How I learned to stop worrying and love the spreadsheet.
Excel is a wonderful tool for quickly modeling business and scientific data. Those of us familiar with Excel and especially the pivot table functionality know how easy it can be to investigate data and identify meaningful patterns in a complex hospital extract. Add in some knowledge of commands such as VLOOKUP and MATCH, and impressively powerful analytics can be performed with this well-known tool.
Many hospital strategy departments rely heavily on Excel and hire staff already familiar with Excel. Typically raw data is imported into a spreadsheet and after several intermediate worksheets with varying levels of complex mappings, an aggregated output is presented. With some additional effort, some basic interactive drilldown and configuration can be added.
So far, so good. However, we start to see Excel’s shortcomings when repeating a given analysis with a new month or quarter of data. We’ve met analysts who spend up to 1/4 or more of their time simply refreshing custom views of data. For example, a new data pull arrives on the 15th of the month and then it’s a tricky 37-step manual process to convert this raw data to the intended output.
These shortcomings are exacerbated once this process is transferred to another person. Excel has no easy way to automate the complex steps that transform raw data into an output. And each time this process is handed off to another person, more error and uncertainty is introduced. Meanwhile the underlying data may also change and unless the analyst is paying close attention, these discrepancies can easily go unnoticed and the results suffer quality fatigue.
Even at its best, Excel is typically a tool just for analysts. In practice, we rarely see the spreadsheets generated by an analyst used by anyone other than that analyst. The spreadsheet may be distributed by email or placed on a server, but if there’s a question that can be answered by data, the user-interface is a phone call to the analyst, not a peek at a spreadsheet.
The uncompromising solution is to use purpose-built software powered by relational databases and modern functional programming languages. This is the most reliable system for ensuring the same source data consistently produces the same output. Data can be reliably processed month after month with sensitive alerts configured to raise alarms if anything in the source data changes.
Functional programming languages can also model block utilization metrics that are simply too complex and have too many configuration options to be managed by a database query or report writing engine. Purpose-built cloud software can do so much more than just reports and dashboards once hospital data is loaded.

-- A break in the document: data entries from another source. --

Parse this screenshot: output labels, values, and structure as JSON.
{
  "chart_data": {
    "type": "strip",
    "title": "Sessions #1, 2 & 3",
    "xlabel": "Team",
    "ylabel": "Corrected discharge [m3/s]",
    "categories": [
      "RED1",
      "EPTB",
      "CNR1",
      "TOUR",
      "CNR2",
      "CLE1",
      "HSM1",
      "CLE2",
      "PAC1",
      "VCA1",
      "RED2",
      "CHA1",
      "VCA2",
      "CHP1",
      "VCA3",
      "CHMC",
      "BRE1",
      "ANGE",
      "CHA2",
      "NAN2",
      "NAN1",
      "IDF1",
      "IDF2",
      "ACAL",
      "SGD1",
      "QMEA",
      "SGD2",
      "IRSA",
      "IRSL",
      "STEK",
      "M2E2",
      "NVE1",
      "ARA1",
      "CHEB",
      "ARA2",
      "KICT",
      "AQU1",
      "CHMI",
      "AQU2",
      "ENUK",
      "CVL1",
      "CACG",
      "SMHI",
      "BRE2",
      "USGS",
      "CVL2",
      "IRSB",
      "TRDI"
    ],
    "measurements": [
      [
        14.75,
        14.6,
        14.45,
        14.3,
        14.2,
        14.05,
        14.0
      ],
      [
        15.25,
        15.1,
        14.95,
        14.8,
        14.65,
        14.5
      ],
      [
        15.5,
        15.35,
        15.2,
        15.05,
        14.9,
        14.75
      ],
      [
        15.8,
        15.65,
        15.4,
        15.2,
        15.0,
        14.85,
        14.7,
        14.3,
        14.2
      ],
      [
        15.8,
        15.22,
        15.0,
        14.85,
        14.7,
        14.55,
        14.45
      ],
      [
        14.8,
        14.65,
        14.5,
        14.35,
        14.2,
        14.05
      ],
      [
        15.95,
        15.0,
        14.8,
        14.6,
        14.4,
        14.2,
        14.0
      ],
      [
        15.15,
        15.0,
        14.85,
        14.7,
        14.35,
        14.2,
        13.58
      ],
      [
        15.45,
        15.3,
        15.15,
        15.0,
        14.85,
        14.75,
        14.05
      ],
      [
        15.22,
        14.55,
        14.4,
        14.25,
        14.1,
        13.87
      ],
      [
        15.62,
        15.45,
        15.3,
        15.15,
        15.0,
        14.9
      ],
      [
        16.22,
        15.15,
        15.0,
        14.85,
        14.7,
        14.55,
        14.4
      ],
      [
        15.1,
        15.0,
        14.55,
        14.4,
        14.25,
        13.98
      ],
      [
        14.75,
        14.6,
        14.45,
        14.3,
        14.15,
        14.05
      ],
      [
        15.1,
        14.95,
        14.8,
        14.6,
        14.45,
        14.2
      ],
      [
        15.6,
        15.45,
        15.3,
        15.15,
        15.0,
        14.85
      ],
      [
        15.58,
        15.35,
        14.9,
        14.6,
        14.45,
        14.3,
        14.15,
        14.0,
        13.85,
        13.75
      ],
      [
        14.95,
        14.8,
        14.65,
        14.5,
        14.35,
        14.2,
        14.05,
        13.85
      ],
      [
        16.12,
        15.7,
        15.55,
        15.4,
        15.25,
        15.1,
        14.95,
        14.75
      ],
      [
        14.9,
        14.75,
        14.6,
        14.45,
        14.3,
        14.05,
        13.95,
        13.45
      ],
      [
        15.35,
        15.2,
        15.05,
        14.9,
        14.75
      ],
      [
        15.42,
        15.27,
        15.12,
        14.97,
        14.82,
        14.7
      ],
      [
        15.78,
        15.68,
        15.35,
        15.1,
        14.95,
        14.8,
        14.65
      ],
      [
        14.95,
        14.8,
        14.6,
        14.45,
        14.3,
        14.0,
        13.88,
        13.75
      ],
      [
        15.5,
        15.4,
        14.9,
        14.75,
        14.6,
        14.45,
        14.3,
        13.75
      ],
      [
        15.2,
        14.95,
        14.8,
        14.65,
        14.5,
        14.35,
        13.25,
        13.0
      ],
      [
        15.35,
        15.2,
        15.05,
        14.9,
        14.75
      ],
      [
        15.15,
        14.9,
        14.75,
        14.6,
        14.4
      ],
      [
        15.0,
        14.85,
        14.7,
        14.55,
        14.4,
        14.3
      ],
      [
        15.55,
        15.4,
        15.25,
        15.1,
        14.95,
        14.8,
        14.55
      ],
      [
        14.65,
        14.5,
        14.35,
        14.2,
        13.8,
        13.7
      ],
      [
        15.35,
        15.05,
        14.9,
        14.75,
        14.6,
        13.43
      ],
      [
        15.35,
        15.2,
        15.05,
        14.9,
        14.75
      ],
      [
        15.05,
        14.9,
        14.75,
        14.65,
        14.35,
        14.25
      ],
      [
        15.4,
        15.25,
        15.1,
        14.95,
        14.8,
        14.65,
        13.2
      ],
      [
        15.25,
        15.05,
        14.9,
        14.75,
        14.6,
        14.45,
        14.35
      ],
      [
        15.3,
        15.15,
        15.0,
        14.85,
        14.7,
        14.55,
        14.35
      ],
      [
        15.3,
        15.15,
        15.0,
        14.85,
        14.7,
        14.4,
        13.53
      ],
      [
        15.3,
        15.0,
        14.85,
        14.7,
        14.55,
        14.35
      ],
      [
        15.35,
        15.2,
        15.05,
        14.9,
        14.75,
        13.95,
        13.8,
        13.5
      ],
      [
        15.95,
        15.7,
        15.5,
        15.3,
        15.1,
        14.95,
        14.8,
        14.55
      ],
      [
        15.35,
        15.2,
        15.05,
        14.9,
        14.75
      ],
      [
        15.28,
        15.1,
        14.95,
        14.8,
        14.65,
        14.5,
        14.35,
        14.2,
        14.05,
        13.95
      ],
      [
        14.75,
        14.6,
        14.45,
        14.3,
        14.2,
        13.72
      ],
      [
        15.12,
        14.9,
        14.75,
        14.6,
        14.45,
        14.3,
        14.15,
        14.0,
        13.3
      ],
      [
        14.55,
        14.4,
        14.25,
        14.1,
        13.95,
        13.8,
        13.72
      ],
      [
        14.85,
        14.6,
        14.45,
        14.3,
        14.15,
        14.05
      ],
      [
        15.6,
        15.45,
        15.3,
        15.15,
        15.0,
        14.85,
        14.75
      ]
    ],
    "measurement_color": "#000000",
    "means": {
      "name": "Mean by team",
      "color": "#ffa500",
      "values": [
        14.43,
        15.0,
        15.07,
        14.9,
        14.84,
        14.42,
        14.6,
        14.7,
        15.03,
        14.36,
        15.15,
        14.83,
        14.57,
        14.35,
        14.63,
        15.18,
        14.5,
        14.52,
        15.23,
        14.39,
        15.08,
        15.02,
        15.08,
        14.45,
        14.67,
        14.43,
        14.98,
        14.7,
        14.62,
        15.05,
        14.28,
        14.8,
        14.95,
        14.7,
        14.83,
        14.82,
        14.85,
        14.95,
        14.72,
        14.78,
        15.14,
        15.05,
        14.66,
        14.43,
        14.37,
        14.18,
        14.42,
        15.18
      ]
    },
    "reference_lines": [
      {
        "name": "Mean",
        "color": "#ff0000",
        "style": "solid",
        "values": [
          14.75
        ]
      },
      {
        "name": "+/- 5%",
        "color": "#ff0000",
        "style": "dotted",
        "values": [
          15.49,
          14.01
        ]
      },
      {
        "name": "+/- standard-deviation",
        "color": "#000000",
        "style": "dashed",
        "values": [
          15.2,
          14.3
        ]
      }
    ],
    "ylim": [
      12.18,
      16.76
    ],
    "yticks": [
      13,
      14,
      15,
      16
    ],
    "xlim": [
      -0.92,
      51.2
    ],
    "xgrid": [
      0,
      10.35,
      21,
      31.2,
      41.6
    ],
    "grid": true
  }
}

Excel is a victim of its own success — it is so good at so many things, it’s hard to know where to draw the line and recognize when the innovation it enables becomes a burden to maintain. We think that Excel is a wonderful prototyping tool but not something that is appropriate for regular enterprise-grade reporting or complex modelling of the impact of various changes on hospital operations.
Some of Hospital IQ’s most successful collaborations are when a hospital analyst or clinician with deep institutional knowledge works with us to operationalize an Excel spreadsheet in our cloud-based software. Excel is a prototyping platform for defining the data requirements and desired output. In the early phases of rollout, it is also used to validate results. But once the results are proven to be useful, we make sure this process can be repeated month after month.
Excel is where analysts can experiment with new ways of cutting data. Relational databases and modern functional programming languages are where analysts can get reliable performance month after month, allowing them to discover new dimensions of hospital data that in turn become new operationalized features on our platform.